Fiber bundles appear in robotics (Murray, Li, and Sastry 1994) and in computational anatomy (Younes 2010), where they model configuration spaces and shape spaces, respectively. These are structural parallels — the moral manifold M is, mathematically, the same kind of object — but the ethical semantics (strata as moral regimes, curvature as moral path-dependence, holonomy as accumulated moral change) are original contributions of geometric ethics.
A.5 Invariance in Decision Theory
Independence of irrelevant alternatives (Arrow 1951) requires that the ranking of two options not change when a third option is added or removed. Description invariance (Tversky and Kahneman 1981) requires that preferences not change under logically equivalent redescriptions. Framing effects (Kahneman 2011) are the empirical violations of description invariance. All three point to the same insight: legitimate evaluation should be invariant under certain transformations.

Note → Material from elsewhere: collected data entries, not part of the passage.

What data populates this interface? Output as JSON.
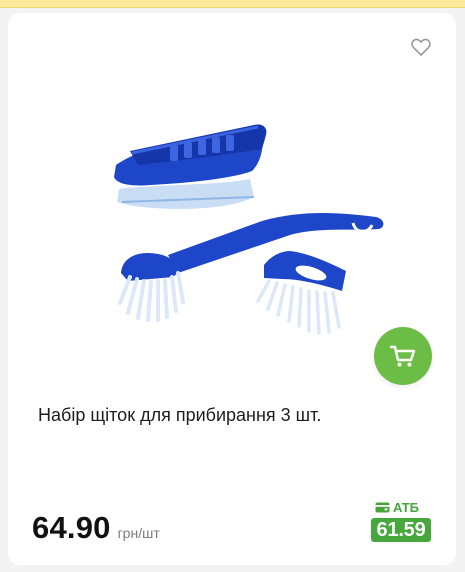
{
  "product": {
    "title": "Набір щіток для прибирання 3 шт.",
    "price": "64.90",
    "unit": "грн/шт",
    "atb_label": "АТБ",
    "atb_price": "61.59"
  },
  "icons": {
    "favorite": "heart-outline-icon",
    "cart": "shopping-cart-icon",
    "atb": "card-icon"
  },
  "colors": {
    "accent_green": "#6bbd45",
    "atb_green": "#46a83c",
    "brush_blue": "#1d46c9",
    "page_bg": "#f3f3f3",
    "top_strip": "#fbe89a"
  }
}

Geometric ethics provides the formal mechanism that these principles lack. The Bond Invariance Principle (Axiom 5.1) is not merely a normative requirement but a gauge symmetry with a specific group structure (D₄ × U(1)_H). The BIP testing methodology (Chapter 18.7) operationalizes invariance testing as a concrete computational procedure: apply the transformation suite, check that the verdict is unchanged, and report the Bond Index. Framing effects are not anomalies but gauge non-invariances, and the Bond Index quantifies their magnitude.

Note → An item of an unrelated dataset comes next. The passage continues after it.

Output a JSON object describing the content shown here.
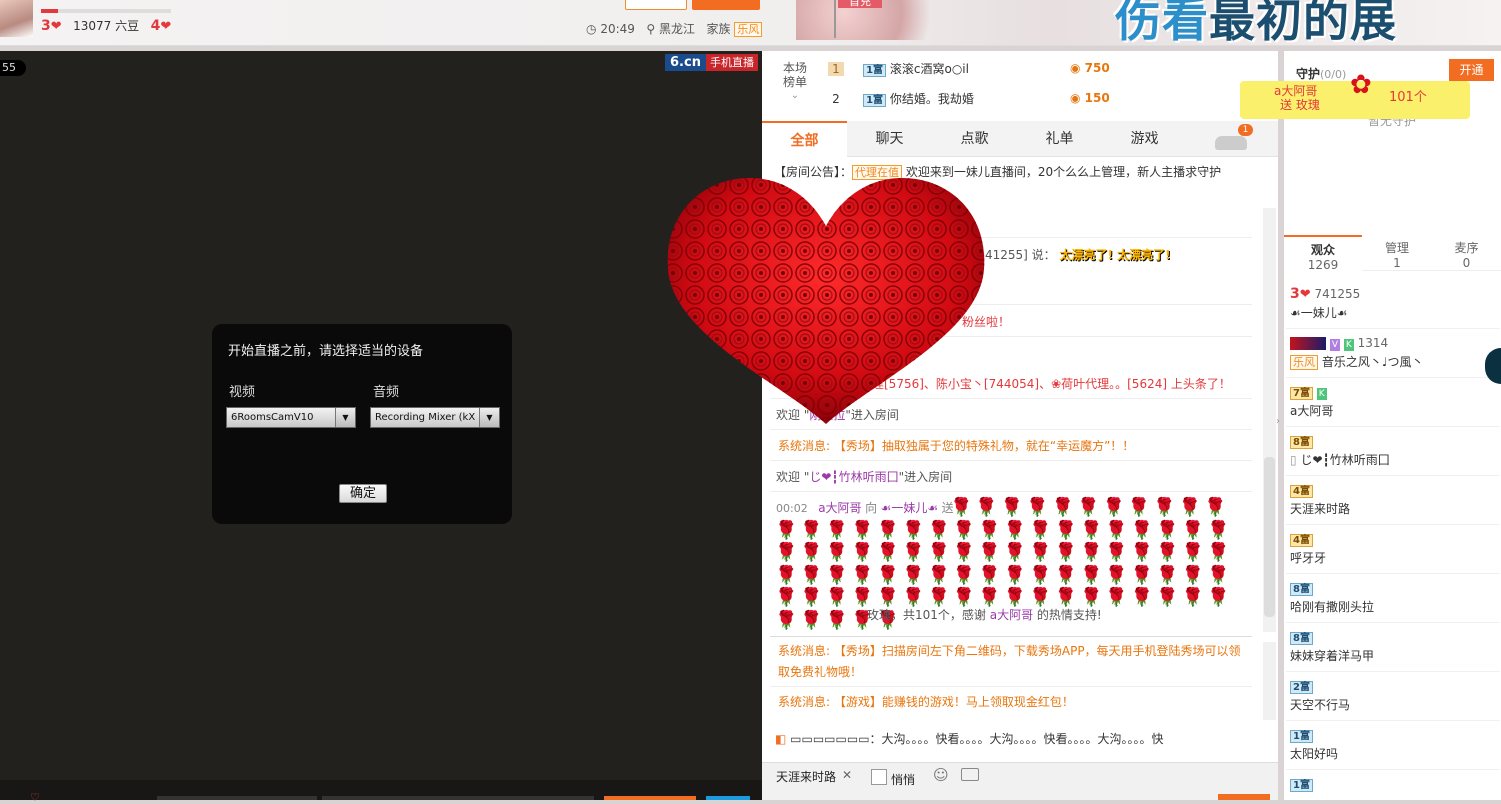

The closest precedent is Sunstein’s work on commensurability (Sunstein 1994), which argues that some moral dimensions are genuinely incommensurable. In geometric ethics, incommensurability is a metric property: dimensions μ and ν are incommensurable when g_{μν} = 0 (the off-diagonal metric component vanishes) and no coordinate change can make them commensurable. This is a degenerate metric (Definition 6.2), not a logical impossibility.
A.6 Comparison Table
The following table summarizes the relationship between geometric ethics and the nearest prior art across the five domains reviewed above.

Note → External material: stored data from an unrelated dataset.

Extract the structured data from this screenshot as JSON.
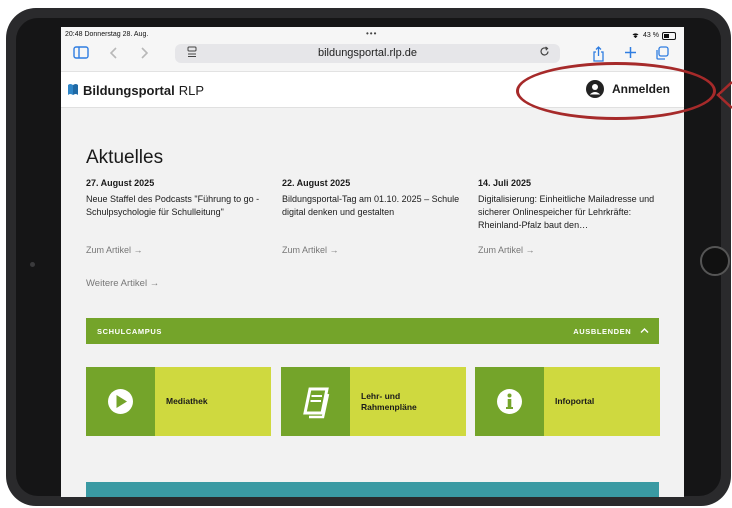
{
  "status_bar": {
    "time": "20:48  Donnerstag 28. Aug.",
    "battery": "43 %"
  },
  "browser": {
    "url": "bildungsportal.rlp.de"
  },
  "header": {
    "logo_bold": "Bildungsportal",
    "logo_light": "RLP",
    "login_label": "Anmelden"
  },
  "news_section": {
    "title": "Aktuelles",
    "items": [
      {
        "date": "27. August 2025",
        "text": "Neue Staffel des Podcasts \"Führung to go - Schulpsychologie für Schulleitung\"",
        "link": "Zum Artikel →"
      },
      {
        "date": "22. August 2025",
        "text": "Bildungsportal-Tag am 01.10. 2025 – Schule digital denken und gestalten",
        "link": "Zum Artikel →"
      },
      {
        "date": "14. Juli 2025",
        "text": "Digitalisierung: Einheitliche Mailadresse und sicherer Onlinespeicher für Lehrkräfte: Rheinland-Pfalz baut den…",
        "link": "Zum Artikel →"
      }
    ],
    "more_link": "Weitere Artikel →"
  },
  "schulcampus": {
    "title": "SCHULCAMPUS",
    "toggle": "AUSBLENDEN",
    "tiles": [
      {
        "label": "Mediathek",
        "icon": "play-icon"
      },
      {
        "label": "Lehr- und Rahmenpläne",
        "icon": "book-icon"
      },
      {
        "label": "Infoportal",
        "icon": "info-icon"
      }
    ]
  },
  "colors": {
    "brand_green": "#74a42a",
    "tile_yellow": "#cfd93f",
    "teal": "#3a9aa3",
    "annotation_red": "#a62a2a"
  }
}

| Prior Approach | What It Captures | What It Misses | What GE Adds |
|---|---|---|---|
| Utilitarian Calculus | Scalar aggregation | Tensor structure, residue | Full tensor hierarchy (Ch 6) |
| Social Choice Theory | Aggregation axioms | Geometric dynamics | Manifold + parallel transport (Ch 10) |
| Rawlsian Maximin | Worst-off priority | Continuous tradeoffs | Stratified metric (Ch 5, 9) |
| RLHF / Reward Learning | Empirical preferences | Structural guarantees | BIP + No Escape Theorem (Ch 18) |
| Constitutional AI | Rule compliance | Formal verification | DEME audit + gauge invariance (Ch 19) |
| Standard Deontic Logic | Permission/obligation | Exception handling | Whitney stratification (Ch 8) |
| Information Geometry | Statistical manifolds | Normative content | Moral manifold with semantics (Ch 5) |
| Framing Invariance | Description independence | Mechanism | D₄×U(1) gauge group (Ch 12) |
The consistent pattern across all domains is the same: prior approaches capture important moral intuitions but lack the geometric structure needed to formalize them. Geometric ethics provides that structure — not as a replacement for prior work, but as a mathematical framework in which the insights of prior work can be stated precisely, compared rigorously, and tested computationally.